Üvey babasının gölgesinde büyüyen Tarık Dursun o denli sever ki adamı, yıllar sonra çocuğu olduğunda, oğluna öz babasının değil, üvey babasının adını verir: Muzaffer. “Deniz’in Kanı” romanını da “Babam Muzaffer’e / Oğlum Muzaffer’e” diye ithaf eder. Üvey babası kovboy filmlerini seviyor diye, yayıncılığı döneminde western kitapları yayımlar…

Ne zaman sözü geçse, hep iyilikle anardı üvey babasını.

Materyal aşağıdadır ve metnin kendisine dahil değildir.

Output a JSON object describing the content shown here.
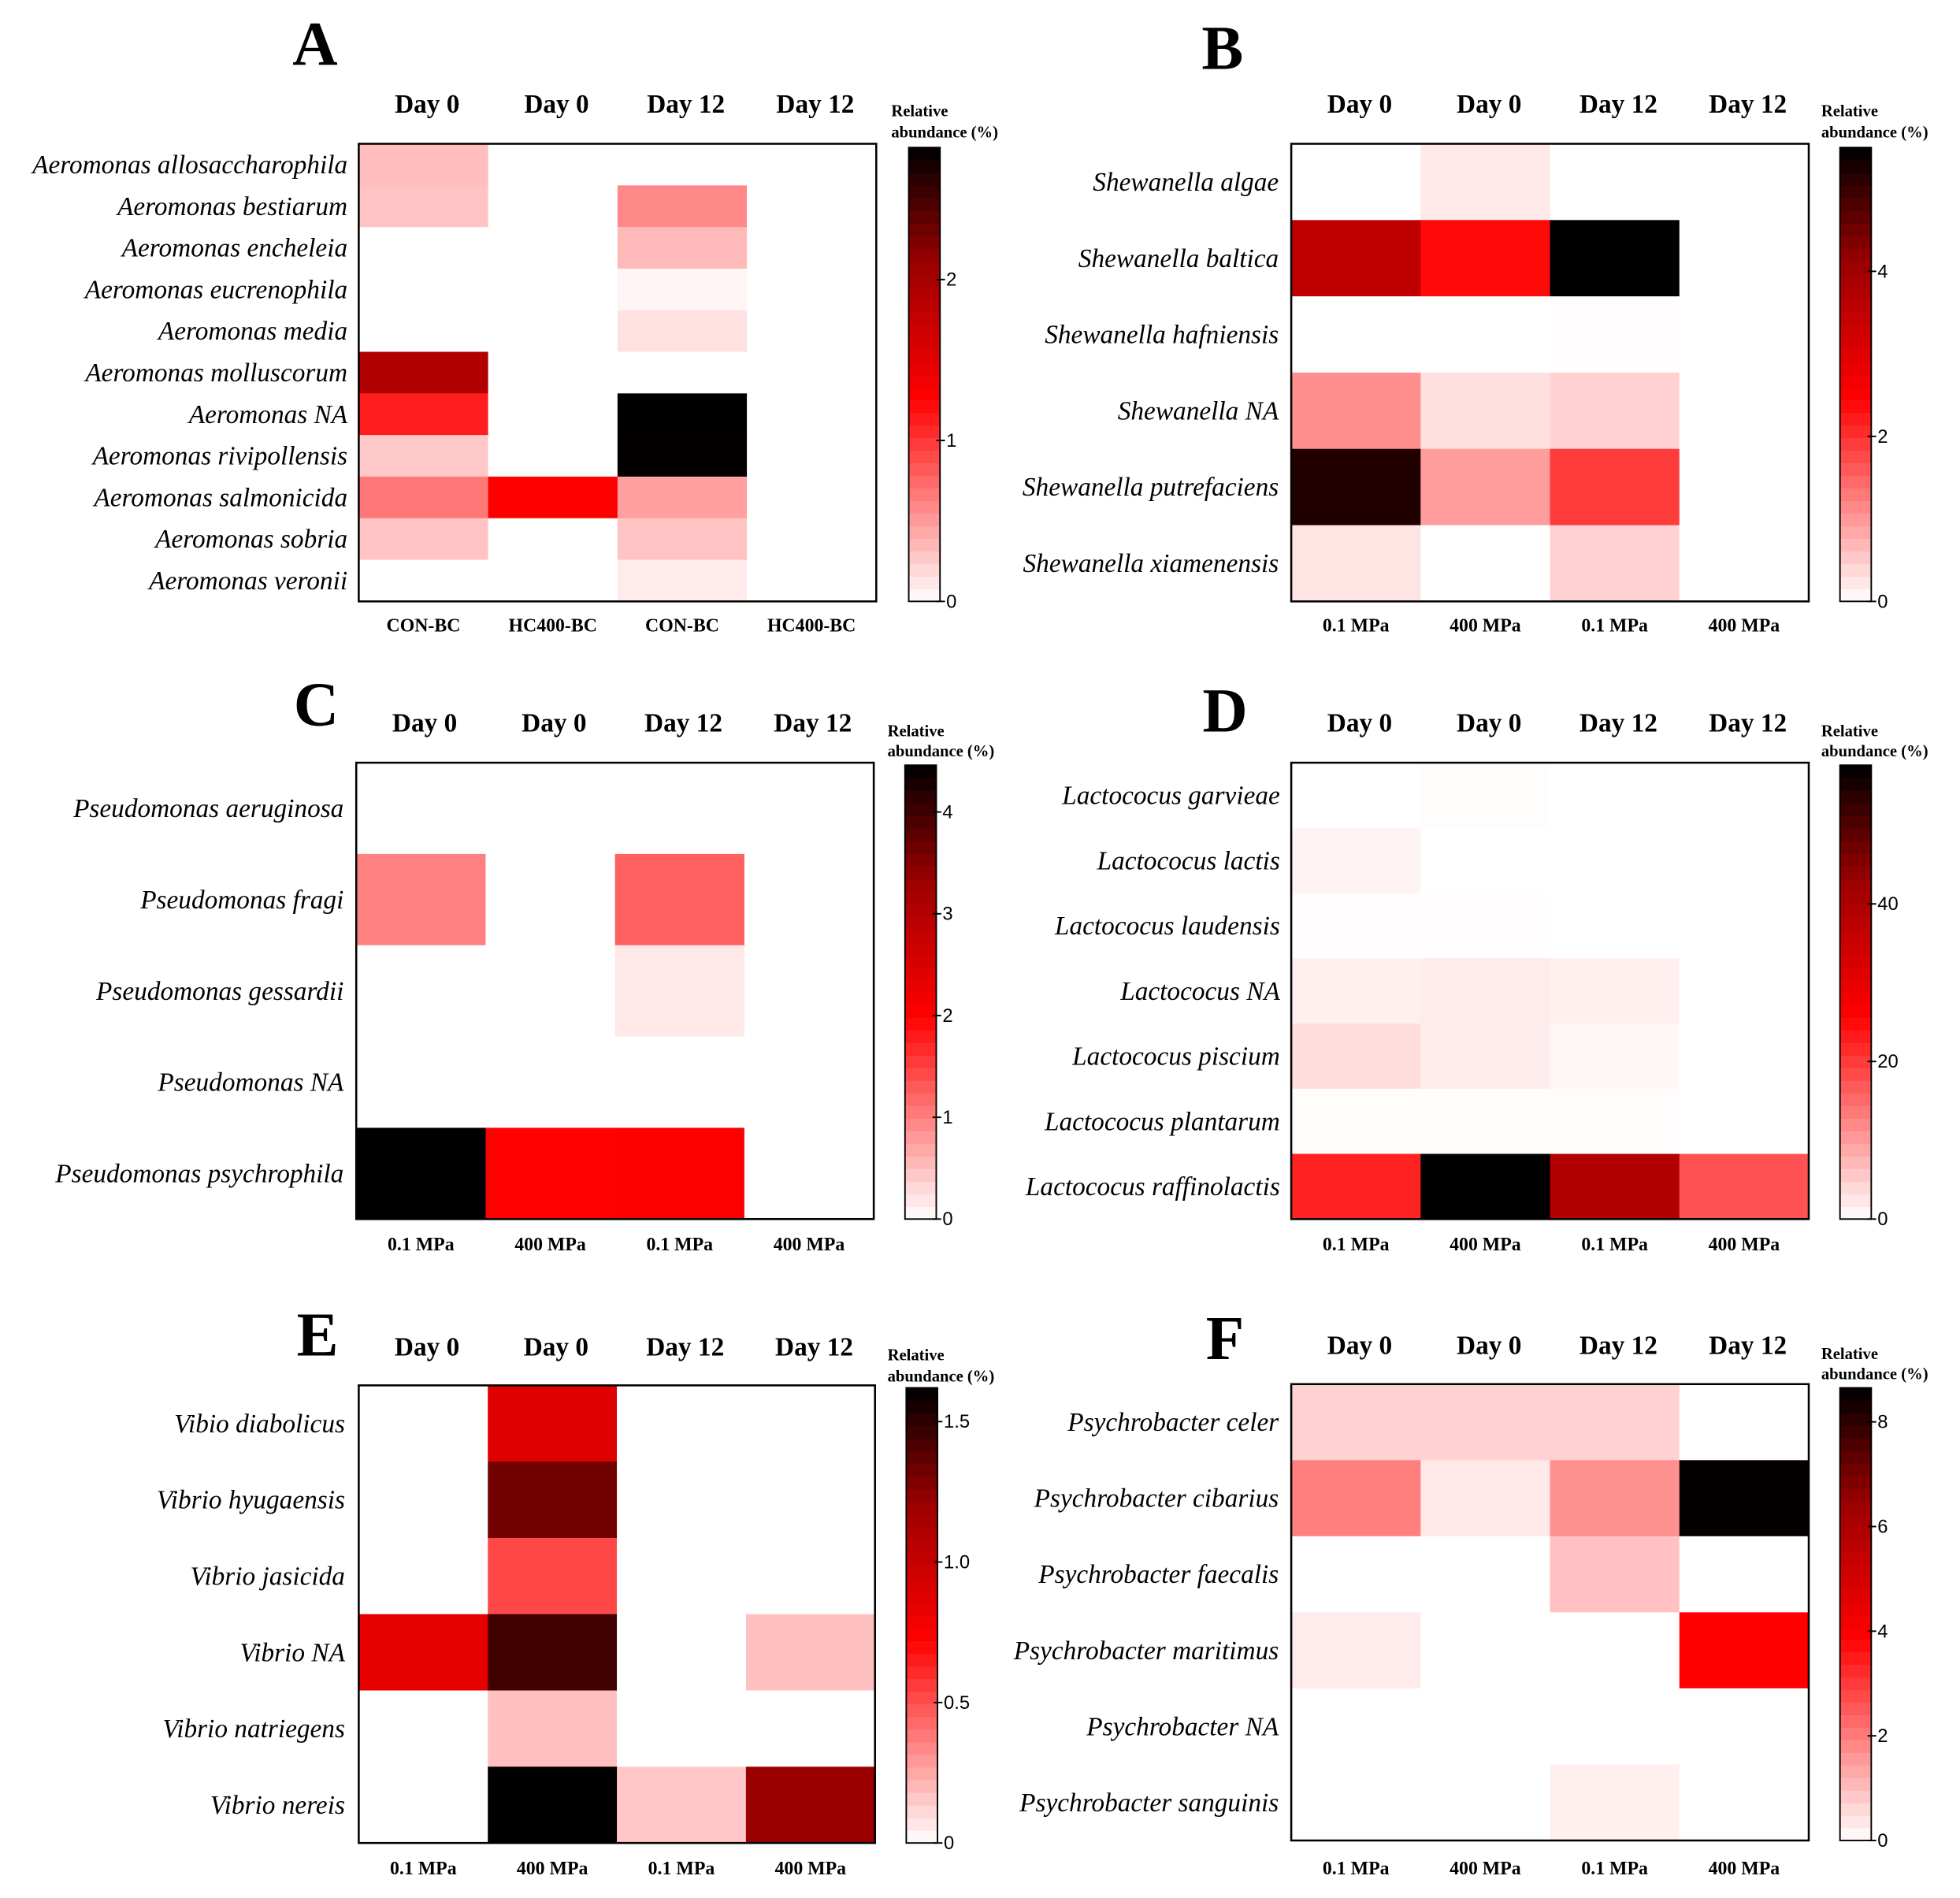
{
  "colormap": [
    "#ffffff",
    "#ff0000",
    "#990000",
    "#000000"
  ],
  "chart_data": [
    {
      "panel": "A",
      "type": "heatmap",
      "column_headers": [
        "Day 0",
        "Day 0",
        "Day 12",
        "Day 12"
      ],
      "column_labels": [
        "CON-BC",
        "HC400-BC",
        "CON-BC",
        "HC400-BC"
      ],
      "rows": [
        "Aeromonas allosaccharophila",
        "Aeromonas bestiarum",
        "Aeromonas encheleia",
        "Aeromonas eucrenophila",
        "Aeromonas media",
        "Aeromonas molluscorum",
        "Aeromonas NA",
        "Aeromonas rivipollensis",
        "Aeromonas salmonicida",
        "Aeromonas sobria",
        "Aeromonas veronii"
      ],
      "values": [
        [
          0.33,
          0,
          0,
          0
        ],
        [
          0.3,
          0,
          0.59,
          0
        ],
        [
          0,
          0,
          0.35,
          0
        ],
        [
          0,
          0,
          0.05,
          0
        ],
        [
          0,
          0,
          0.15,
          0
        ],
        [
          1.92,
          0,
          0,
          0
        ],
        [
          1.12,
          0,
          2.82,
          0
        ],
        [
          0.27,
          0,
          2.8,
          0
        ],
        [
          0.67,
          1.27,
          0.48,
          0
        ],
        [
          0.3,
          0,
          0.3,
          0
        ],
        [
          0,
          0,
          0.1,
          0
        ]
      ],
      "colorbar": {
        "label_lines": [
          "Relative",
          "abundance (%)"
        ],
        "min": 0,
        "max": 2.82,
        "ticks": [
          0,
          1,
          2
        ],
        "tick_labels": [
          "0",
          "1",
          "2"
        ]
      }
    },
    {
      "panel": "B",
      "type": "heatmap",
      "column_headers": [
        "Day 0",
        "Day 0",
        "Day 12",
        "Day 12"
      ],
      "column_labels": [
        "0.1 MPa",
        "400 MPa",
        "0.1 MPa",
        "400 MPa"
      ],
      "rows": [
        "Shewanella algae",
        "Shewanella baltica",
        "Shewanella hafniensis",
        "Shewanella NA",
        "Shewanella putrefaciens",
        "Shewanella xiamenensis"
      ],
      "values": [
        [
          0,
          0.22,
          0,
          0
        ],
        [
          3.5,
          2.4,
          5.5,
          0
        ],
        [
          0,
          0,
          0.02,
          0
        ],
        [
          1.1,
          0.3,
          0.45,
          0
        ],
        [
          5.2,
          0.95,
          1.9,
          0
        ],
        [
          0.26,
          0,
          0.45,
          0
        ]
      ],
      "colorbar": {
        "label_lines": [
          "Relative",
          "abundance (%)"
        ],
        "min": 0,
        "max": 5.5,
        "ticks": [
          0,
          2,
          4
        ],
        "tick_labels": [
          "0",
          "2",
          "4"
        ]
      }
    },
    {
      "panel": "C",
      "type": "heatmap",
      "column_headers": [
        "Day 0",
        "Day 0",
        "Day 12",
        "Day 12"
      ],
      "column_labels": [
        "0.1 MPa",
        "400 MPa",
        "0.1 MPa",
        "400 MPa"
      ],
      "rows": [
        "Pseudomonas aeruginosa",
        "Pseudomonas fragi",
        "Pseudomonas gessardii",
        "Pseudomonas NA",
        "Pseudomonas psychrophila"
      ],
      "values": [
        [
          0,
          0,
          0,
          0
        ],
        [
          1.0,
          0,
          1.25,
          0
        ],
        [
          0,
          0,
          0.18,
          0
        ],
        [
          0,
          0,
          0,
          0
        ],
        [
          4.46,
          2.0,
          2.05,
          0
        ]
      ],
      "colorbar": {
        "label_lines": [
          "Relative",
          "abundance (%)"
        ],
        "min": 0,
        "max": 4.46,
        "ticks": [
          0,
          1,
          2,
          3,
          4
        ],
        "tick_labels": [
          "0",
          "1",
          "2",
          "3",
          "4"
        ]
      }
    },
    {
      "panel": "D",
      "type": "heatmap",
      "column_headers": [
        "Day 0",
        "Day 0",
        "Day 12",
        "Day 12"
      ],
      "column_labels": [
        "0.1 MPa",
        "400 MPa",
        "0.1 MPa",
        "400 MPa"
      ],
      "rows": [
        "Lactococus garvieae",
        "Lactococus lactis",
        "Lactococus laudensis",
        "Lactococus NA",
        "Lactococus piscium",
        "Lactococus plantarum",
        "Lactococus raffinolactis"
      ],
      "values": [
        [
          0,
          0.3,
          0,
          0
        ],
        [
          1.2,
          0,
          0,
          0
        ],
        [
          0.2,
          0.2,
          0,
          0
        ],
        [
          1.5,
          2.0,
          1.5,
          0
        ],
        [
          3.5,
          1.8,
          0.8,
          0
        ],
        [
          0.3,
          0.3,
          0.3,
          0
        ],
        [
          22.5,
          57.6,
          39,
          17.5
        ]
      ],
      "colorbar": {
        "label_lines": [
          "Relative",
          "abundance (%)"
        ],
        "min": 0,
        "max": 57.6,
        "ticks": [
          0,
          20,
          40
        ],
        "tick_labels": [
          "0",
          "20",
          "40"
        ]
      }
    },
    {
      "panel": "E",
      "type": "heatmap",
      "column_headers": [
        "Day 0",
        "Day 0",
        "Day 12",
        "Day 12"
      ],
      "column_labels": [
        "0.1 MPa",
        "400 MPa",
        "0.1 MPa",
        "400 MPa"
      ],
      "rows": [
        "Vibio diabolicus",
        "Vibrio hyugaensis",
        "Vibrio jasicida",
        "Vibrio NA",
        "Vibrio natriegens",
        "Vibrio nereis"
      ],
      "values": [
        [
          0,
          0.88,
          0,
          0
        ],
        [
          0,
          1.32,
          0,
          0
        ],
        [
          0,
          0.52,
          0,
          0
        ],
        [
          0.85,
          1.45,
          0,
          0.18
        ],
        [
          0,
          0.18,
          0,
          0
        ],
        [
          0,
          1.62,
          0.16,
          1.21
        ]
      ],
      "colorbar": {
        "label_lines": [
          "Relative",
          "abundance (%)"
        ],
        "min": 0,
        "max": 1.62,
        "ticks": [
          0,
          0.5,
          1.0,
          1.5
        ],
        "tick_labels": [
          "0",
          "0.5",
          "1.0",
          "1.5"
        ]
      }
    },
    {
      "panel": "F",
      "type": "heatmap",
      "column_headers": [
        "Day 0",
        "Day 0",
        "Day 12",
        "Day 12"
      ],
      "column_labels": [
        "0.1 MPa",
        "400 MPa",
        "0.1 MPa",
        "400 MPa"
      ],
      "rows": [
        "Psychrobacter celer",
        "Psychrobacter cibarius",
        "Psychrobacter faecalis",
        "Psychrobacter maritimus",
        "Psychrobacter NA",
        "Psychrobacter sanguinis"
      ],
      "values": [
        [
          0.7,
          0.7,
          0.7,
          0
        ],
        [
          1.95,
          0.35,
          1.7,
          8.6
        ],
        [
          0,
          0,
          0.95,
          0
        ],
        [
          0.3,
          0,
          0,
          3.9
        ],
        [
          0,
          0,
          0,
          0
        ],
        [
          0,
          0,
          0.25,
          0
        ]
      ],
      "colorbar": {
        "label_lines": [
          "Relative",
          "abundance (%)"
        ],
        "min": 0,
        "max": 8.65,
        "ticks": [
          0,
          2,
          4,
          6,
          8
        ],
        "tick_labels": [
          "0",
          "2",
          "4",
          "6",
          "8"
        ]
      }
    }
  ]
}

Öz babasının soyadını kitaplarında kullanmamak için, yalnızca başharfini almakla yetinmişti: K. Üvey baba gölgesinde büyümüş olan bir başka yazar da Memet Fuat’tı… “Gölgede Kalan Yıllar”da öz babasını da, üvey babasını da açık yüreklilikle anlatır.

Memet Fuat’ın öz babası, sinemacı, operet yazarı Vedat Örfi Bengü’dür. Üvey babasıysa, herkesin malumu, Nâzım Hikmet.

Babası, eşi ve çocuklarını geride koyup Mısır’a gitmiş, uzun yıllar orada yaşamıştır. Dul kalan Piraye Hanımefendi, Nâzım’la evlenmiş…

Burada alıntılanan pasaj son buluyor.